You have to be careful when you say "anova() function," as even in R that can have different meanings depending on the type of model and package.
For your evaluation of the single B:C interaction coefficient, analysis of deviance would best be a nested comparison of the first model you show, including that interaction term, against the second one with the same coefficients but with the B:C interaction omitted. You then evaluate the p-value against your pre-specified $\alpha$ cutoff.
According to the help page for anova.glm(), if you instead specify a single model then you get a sequential term-by-term analysis. That might lead to different apparent "significance" results if you change the order of predictors in the model.
The second part of the question is harder. You can compare different models with respect to goodness of fit, adjusted for the number of predictors in the model. In your example, the nested anova() just described can tell you whether adding the B:C interaction improves the last model in a way that justifies including that interaction.
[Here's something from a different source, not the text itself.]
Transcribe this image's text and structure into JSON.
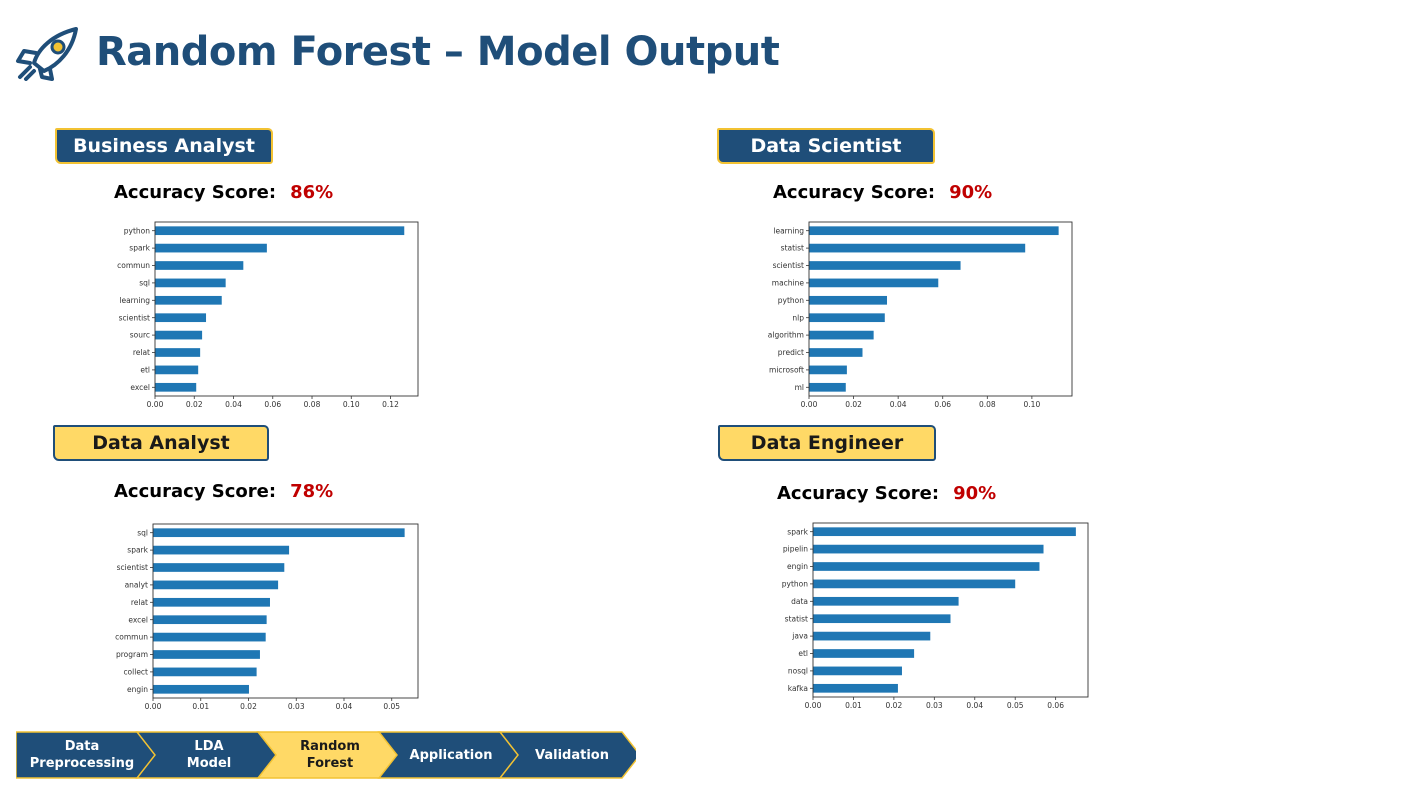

The p-value serves that purpose "at significance level $\alpha$."
If models being compared don't involve nested sets of predictors you can't use anova() for comparisons. Some suggest using measures like the Akaike Information Criterion in that case, but that's not universally accepted and there isn't a "significance level" for that.
A general goodness-of-fit test is to evaluate how well the modeling process works on multiple bootstrapped samples of the data. Again, though, there's no "significance level" for that. You have to gauge, based on your understanding of the subject matter, whether the model is good enough for your purposes.